I read with great dismay this morning the possible demise of one of my favorite magazines, Business 2.0 .

According to the New York Times article, even though the magazine has a circulation of 623,000, there’s a couple reasons why this might happen:

Aside from the overall downturn in the magazine business, current and former Time Inc. employees point to what appears to have been an ill-advised move this year to combine the advertising sales teams of Time Inc.’s finance and business publications, which include Fortune, Money, CNNMoney.com, Fortune Small Business and Business 2.0. Consolidated under a single banner, Time Inc.’s Business and Finance Network (or Tibfin, as it is known inside the company), Time sales representatives stopped pitching the distinct appeal and audience of Business 2.0 to focus on the larger titles like Fortune. That often turned Business 2.0 into an afterthought; big advertisers like Microsoft and Intel were offered discounts on other Time Inc. business titles if they would also buy pages in Business 2.0.

I’ve been a reader for many years and even though I read multiple blogs and online news sources daily, I always find interesting stuff in the magazine. It also helps me synthesize what I’ve read on the Web in the last few months. I’ve also found it’s a great media vehicle to introduce non-web business people to new web initiatives.

I then posted a short status update in my Facebook micro-blogging feed that said “Sebastien is sad to think Business 2.0 magazine might fold in September…

45 minutes later, I get an e-mail from one of my new “friends”, Colin Carmichael, who’s inviting me to a new group he’s created to save Business 2.0. He told me I had tipped him off to the demise of Business 2.0 and he wanted to do something. I obviously joined the group and invite you to do the same if you like the magazine.

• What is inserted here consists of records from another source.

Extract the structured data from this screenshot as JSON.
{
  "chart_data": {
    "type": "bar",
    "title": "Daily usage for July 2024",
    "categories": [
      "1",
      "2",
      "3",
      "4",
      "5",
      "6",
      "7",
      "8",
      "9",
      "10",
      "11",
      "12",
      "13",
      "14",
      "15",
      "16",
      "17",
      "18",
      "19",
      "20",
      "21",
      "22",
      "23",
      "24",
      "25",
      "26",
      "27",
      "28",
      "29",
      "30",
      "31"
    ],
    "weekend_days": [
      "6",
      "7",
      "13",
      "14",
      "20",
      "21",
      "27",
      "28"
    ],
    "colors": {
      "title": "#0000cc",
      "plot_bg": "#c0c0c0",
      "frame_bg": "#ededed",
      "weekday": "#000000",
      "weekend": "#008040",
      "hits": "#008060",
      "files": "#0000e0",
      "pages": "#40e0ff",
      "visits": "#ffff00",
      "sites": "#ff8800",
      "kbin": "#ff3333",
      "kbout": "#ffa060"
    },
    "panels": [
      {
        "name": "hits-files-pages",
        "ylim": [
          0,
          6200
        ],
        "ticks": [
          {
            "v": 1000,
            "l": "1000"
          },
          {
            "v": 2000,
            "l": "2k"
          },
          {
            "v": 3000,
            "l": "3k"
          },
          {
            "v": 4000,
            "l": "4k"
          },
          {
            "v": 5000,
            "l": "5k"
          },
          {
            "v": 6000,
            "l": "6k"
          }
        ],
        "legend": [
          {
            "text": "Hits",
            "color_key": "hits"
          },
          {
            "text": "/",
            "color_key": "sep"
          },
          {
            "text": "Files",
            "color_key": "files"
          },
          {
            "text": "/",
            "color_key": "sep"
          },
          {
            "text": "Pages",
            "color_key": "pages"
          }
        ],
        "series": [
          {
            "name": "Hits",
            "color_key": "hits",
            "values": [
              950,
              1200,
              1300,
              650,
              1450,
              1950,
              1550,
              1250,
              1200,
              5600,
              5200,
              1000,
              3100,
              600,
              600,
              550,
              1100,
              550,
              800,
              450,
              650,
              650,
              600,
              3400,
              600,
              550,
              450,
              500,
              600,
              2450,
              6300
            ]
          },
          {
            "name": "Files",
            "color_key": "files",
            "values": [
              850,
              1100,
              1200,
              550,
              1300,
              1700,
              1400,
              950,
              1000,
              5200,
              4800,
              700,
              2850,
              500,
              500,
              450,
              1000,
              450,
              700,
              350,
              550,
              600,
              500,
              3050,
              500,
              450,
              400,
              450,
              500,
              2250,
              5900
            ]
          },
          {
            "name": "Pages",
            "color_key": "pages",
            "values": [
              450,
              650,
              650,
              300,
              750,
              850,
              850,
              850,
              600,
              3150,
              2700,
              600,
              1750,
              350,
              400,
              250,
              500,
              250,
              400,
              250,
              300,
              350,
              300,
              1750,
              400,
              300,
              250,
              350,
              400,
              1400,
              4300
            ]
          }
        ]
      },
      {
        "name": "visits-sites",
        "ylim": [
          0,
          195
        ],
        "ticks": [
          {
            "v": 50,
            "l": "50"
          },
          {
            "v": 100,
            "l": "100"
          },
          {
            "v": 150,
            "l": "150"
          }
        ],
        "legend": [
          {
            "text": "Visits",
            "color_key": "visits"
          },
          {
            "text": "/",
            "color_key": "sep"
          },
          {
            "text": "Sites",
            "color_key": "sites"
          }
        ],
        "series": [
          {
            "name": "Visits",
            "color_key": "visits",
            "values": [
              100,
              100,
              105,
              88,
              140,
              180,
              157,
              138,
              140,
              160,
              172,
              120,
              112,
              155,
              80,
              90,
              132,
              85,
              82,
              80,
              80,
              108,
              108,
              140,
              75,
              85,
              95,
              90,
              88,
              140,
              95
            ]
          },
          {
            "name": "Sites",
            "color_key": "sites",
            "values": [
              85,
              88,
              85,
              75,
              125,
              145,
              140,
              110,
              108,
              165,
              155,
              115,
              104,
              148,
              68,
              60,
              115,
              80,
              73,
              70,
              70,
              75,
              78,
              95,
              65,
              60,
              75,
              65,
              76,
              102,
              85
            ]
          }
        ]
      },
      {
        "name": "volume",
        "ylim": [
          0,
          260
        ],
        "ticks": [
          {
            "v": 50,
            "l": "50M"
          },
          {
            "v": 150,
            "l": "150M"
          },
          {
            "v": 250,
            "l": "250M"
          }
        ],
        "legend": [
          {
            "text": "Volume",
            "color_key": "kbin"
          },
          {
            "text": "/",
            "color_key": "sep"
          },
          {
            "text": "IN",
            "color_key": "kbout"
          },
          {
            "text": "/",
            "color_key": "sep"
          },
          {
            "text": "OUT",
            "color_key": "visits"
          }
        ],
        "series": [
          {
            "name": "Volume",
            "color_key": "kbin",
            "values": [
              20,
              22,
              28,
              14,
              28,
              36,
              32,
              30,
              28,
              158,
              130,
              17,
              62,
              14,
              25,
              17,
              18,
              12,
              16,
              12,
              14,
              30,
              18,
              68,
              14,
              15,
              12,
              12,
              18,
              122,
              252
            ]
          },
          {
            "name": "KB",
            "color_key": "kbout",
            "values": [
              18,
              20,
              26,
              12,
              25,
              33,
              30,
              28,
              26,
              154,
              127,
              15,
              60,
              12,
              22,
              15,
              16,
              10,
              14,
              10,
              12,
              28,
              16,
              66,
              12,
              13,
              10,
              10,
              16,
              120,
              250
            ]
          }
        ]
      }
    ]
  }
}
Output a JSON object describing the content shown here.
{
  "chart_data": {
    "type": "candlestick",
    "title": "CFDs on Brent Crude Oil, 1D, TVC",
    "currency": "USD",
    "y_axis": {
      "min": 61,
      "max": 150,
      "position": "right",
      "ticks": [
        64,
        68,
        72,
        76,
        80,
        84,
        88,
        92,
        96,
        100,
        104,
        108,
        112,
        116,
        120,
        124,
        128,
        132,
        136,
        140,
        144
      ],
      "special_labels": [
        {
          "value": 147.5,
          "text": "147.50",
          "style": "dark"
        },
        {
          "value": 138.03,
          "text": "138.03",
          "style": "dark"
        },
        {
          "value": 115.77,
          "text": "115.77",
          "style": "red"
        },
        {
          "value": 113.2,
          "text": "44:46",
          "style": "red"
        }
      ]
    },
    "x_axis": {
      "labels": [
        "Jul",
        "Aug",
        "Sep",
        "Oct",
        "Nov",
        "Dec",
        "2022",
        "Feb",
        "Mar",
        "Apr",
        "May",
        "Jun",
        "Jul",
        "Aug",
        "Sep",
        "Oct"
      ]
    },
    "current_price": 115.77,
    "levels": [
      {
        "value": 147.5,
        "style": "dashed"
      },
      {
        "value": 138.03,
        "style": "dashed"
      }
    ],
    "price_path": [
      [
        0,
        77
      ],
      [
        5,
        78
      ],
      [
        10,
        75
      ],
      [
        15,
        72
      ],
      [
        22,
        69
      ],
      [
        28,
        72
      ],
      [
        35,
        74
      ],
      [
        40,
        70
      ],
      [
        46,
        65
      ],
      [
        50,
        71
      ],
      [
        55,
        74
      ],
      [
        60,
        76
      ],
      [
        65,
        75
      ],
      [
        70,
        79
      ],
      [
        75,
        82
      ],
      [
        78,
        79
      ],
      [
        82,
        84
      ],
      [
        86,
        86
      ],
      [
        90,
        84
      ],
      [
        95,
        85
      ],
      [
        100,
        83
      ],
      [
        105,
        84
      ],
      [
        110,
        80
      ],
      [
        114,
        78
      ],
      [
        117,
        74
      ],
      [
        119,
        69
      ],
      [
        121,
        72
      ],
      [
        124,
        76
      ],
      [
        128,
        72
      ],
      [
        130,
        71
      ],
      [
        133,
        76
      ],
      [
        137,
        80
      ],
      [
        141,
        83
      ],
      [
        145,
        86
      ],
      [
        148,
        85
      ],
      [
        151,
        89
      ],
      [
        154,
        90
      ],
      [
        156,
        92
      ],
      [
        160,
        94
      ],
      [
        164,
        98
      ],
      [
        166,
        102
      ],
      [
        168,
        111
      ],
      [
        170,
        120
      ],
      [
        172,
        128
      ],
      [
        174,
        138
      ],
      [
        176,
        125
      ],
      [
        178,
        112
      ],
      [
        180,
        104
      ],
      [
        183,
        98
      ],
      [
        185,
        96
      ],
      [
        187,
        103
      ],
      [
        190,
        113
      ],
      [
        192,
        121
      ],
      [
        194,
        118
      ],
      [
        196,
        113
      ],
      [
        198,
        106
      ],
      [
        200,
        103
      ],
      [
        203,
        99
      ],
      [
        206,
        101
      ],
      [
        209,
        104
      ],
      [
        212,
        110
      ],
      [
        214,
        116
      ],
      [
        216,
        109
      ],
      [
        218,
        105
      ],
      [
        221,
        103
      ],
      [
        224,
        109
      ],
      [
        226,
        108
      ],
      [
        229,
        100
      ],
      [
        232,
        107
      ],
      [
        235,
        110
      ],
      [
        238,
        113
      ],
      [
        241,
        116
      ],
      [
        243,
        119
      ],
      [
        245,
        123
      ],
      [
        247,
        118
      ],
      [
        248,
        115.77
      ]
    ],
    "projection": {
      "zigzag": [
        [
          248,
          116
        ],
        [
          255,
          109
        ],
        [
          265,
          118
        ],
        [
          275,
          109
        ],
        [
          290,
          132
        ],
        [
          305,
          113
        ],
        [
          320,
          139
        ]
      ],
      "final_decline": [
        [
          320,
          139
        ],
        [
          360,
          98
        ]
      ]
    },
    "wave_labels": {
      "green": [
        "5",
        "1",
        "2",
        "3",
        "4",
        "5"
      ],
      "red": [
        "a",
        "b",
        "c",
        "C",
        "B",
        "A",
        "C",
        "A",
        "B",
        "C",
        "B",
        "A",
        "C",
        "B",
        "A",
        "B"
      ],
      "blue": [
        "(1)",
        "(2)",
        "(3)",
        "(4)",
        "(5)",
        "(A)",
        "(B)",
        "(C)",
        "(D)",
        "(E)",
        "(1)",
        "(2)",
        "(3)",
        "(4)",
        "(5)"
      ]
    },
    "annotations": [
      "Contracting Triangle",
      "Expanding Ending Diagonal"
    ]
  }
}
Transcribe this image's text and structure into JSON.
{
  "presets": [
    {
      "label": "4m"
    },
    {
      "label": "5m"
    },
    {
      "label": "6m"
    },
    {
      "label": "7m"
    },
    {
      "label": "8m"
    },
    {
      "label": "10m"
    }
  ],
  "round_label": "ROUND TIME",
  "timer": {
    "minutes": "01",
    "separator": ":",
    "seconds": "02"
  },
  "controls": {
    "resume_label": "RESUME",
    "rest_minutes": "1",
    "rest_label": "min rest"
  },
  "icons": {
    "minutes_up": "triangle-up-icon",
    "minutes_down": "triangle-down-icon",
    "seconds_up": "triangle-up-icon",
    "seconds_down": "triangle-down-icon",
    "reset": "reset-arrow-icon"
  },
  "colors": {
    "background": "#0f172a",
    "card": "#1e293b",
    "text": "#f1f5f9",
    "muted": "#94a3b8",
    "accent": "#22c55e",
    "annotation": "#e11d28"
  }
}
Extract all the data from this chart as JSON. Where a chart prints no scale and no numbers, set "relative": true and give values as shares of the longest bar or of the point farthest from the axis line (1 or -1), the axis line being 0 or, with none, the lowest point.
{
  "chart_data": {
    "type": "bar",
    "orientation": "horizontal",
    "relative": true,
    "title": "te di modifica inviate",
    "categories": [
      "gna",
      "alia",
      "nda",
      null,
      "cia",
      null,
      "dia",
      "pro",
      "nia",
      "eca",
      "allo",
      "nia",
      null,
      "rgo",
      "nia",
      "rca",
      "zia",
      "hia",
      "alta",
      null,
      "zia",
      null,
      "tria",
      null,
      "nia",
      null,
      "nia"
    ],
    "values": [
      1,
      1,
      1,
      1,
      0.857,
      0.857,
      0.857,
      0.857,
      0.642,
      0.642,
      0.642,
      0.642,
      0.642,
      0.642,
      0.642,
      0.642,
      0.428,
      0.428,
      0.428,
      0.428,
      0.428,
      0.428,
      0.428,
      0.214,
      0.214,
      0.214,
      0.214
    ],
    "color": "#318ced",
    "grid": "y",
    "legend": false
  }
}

What it means: it’s my first opportunity to experience first-hand the power of micro-blogging, those small atoms of information written in new communication tools like Twitter, Jaiku, Pownce and Facebook (via the status update section). Very powerful tools. On another note, I believe print magazine usage growth (and by extension revenue growth) will come from specializing, not becoming more generalist. By consolidating their sales force, publishers run the risk of abandoning their specialty titles and future growth. The same debate takes place all the time in the directory business. Should publishers use a different sales force for Internet products or for vertical publications? I think you need to take a good look at where you think your growth will come from in the future and support adequately those initiatives.